A escolha do tema levou em consideração que a presença de mulheres indígenas na universidade é acompanhada de uma série de entraves, uma vez que sua permanência nem sempre é amparada institucionalmente, de acordo com os coordenadores. Para povos em que a coletividade é fundamental, separar mães de suas crianças ou não propiciar condições para que estejam juntas, por exemplo, pode ser uma forma de expulsão indireta, afirmam. “Além disso, os currículos e as ementas dos cursos raramente contemplam perspectivas de mundo para além da eurocêntrica”, dizem.

- A partir da esquerda, a moderadora Geni Núñez e os relatores das cinco primeiras aulas: Eric Kamikiawa, Sophia Pinheiro, Natalia Farias, Anai Vera e Emerson Guarani
Marcia disse que construiu sua carreira no meio acadêmico a partir da história oral e saberes de seus antepassados. "Custou muito caro estar na academia. Não desisti porque sabia a minha tese de doutorado e a minha dissertação de mestrado não eram um trabalho meu, mas sim algo coletivo"", afirmou.
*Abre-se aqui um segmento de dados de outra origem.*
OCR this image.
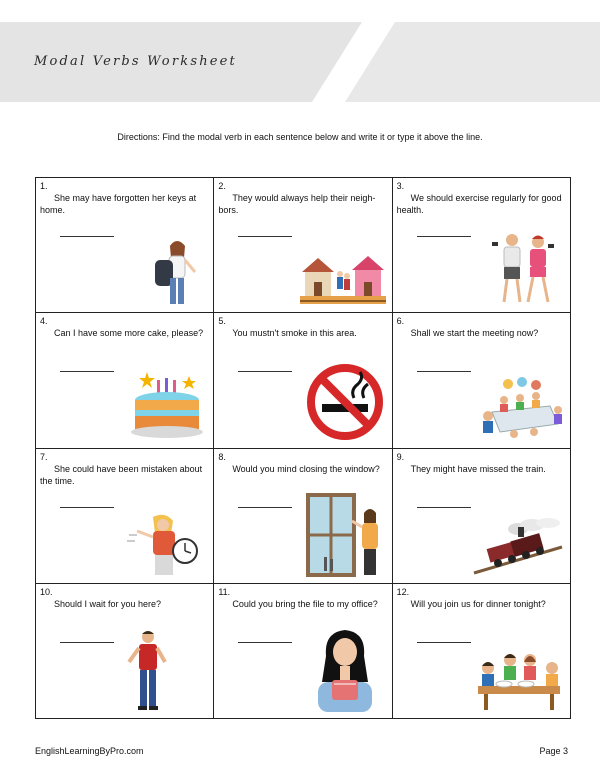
Modal Verbs Worksheet
Directions: Find the modal verb in each sentence below and write it or type it above the line.
1.
She may have forgotten her keys at home.
2.
They would always help their neigh- bors.
3.
We should exercise regularly for good health.
4.
Can I have some more cake, please?
5.
You mustn't smoke in this area.
6.
Shall we start the meeting now?
7.
She could have been mistaken about the time.
8.
Would you mind closing the window?
9.
They might have missed the train.
10.
Should I wait for you here?
11.
Could you bring the file to my office?
12.
Will you join us for dinner tonight?
EnglishLearningByPro.com	Page 3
A importância das cotas e incentivos indígenas para incluir diferentes povos e saberes no meio acadêmico foi ressaltada por Rutian. Se não fosse isso, a UFBA (onde se formou) "nunca seria a referência de políticas afirmativas para povos indígenas que é hoje", disse. Jerá contou sua trajetória como parte da liderança de sua comunidade e as dificuldades que encontrou ao propor mudanças para seu povo, inclusive ofensas verbais e ameaças de agressão. "Tento lembrar e fortalecer a ideia de que se a gente se comportar assim vamos estar fazendo a mesma coisa que caciques, cabos e capitães faziam", completou.
A revitalização das línguas indígenas tem contado com a participação de mulheres de diferentes povos em iniciativas coletivas. A organização convidou três delas para ministrar, na companhia da catedrática Arissana Pataxó, a Aula 5 – Ecossistema de Línguas Indígenas. São elas: Altaci Kokama, pesquisadora e ativista natural do Amazonas, doutora em linguística e primeira indígena a ingressar no corpo docente da UnB, Sueli Maxakali: professora, cineasta e liderança indígena em Minas Gerais, e Anari Pataxó, da Bahia, integrante do Grupo de Pesquisa Pataxó Atxohã, Bahia.
A destruição e a exploração da terra também têm efeitos no "ecossistema" de línguas originárias, pois com a continuidade da invasão dos territórios indígenas e com o aumento do racismo religioso, o direito ao território, ao modo de vida e ao falar da língua também se vê profundamente afetado.

- O público do curso foi constituído principalmente por indígenas e estudantes da USP de graduação e pós-graduação
Altaci disse que os indígenas têm a concepção de que a língua é espírito e por isso não morre. Ela falou sobre sua trajetória como pesquisadora e a dificuldade para entender as apresentações e textos obrigatórios dos programas em que participou: "Eram todos em inglês ou francês". Também defendeu o reconhecimento da língua de sinais dos indígenas o português que falam. Anari questionou a existência de cursos de letras focados apenas em línguas estrangeiras: "Estamos no século 21 e ainda não foi criado um curso voltado às línguas indígenas. Isso é vergonhoso. As línguas indígenas são parte das línguas brasileiras".
A três titulares da cátedra foram as expositoras da Aula 6, que encerrou a atividade. Também participaram cinco pós-graduandos indígenas da USP (Anai Vera, Emerson Guarani, Eric Kamikiawa, Natalia Farias e Sophia Pinheiro). Eles apresentaram seus relatos críticos sobre as aulas anteriores e comentários gerais sobre o curso.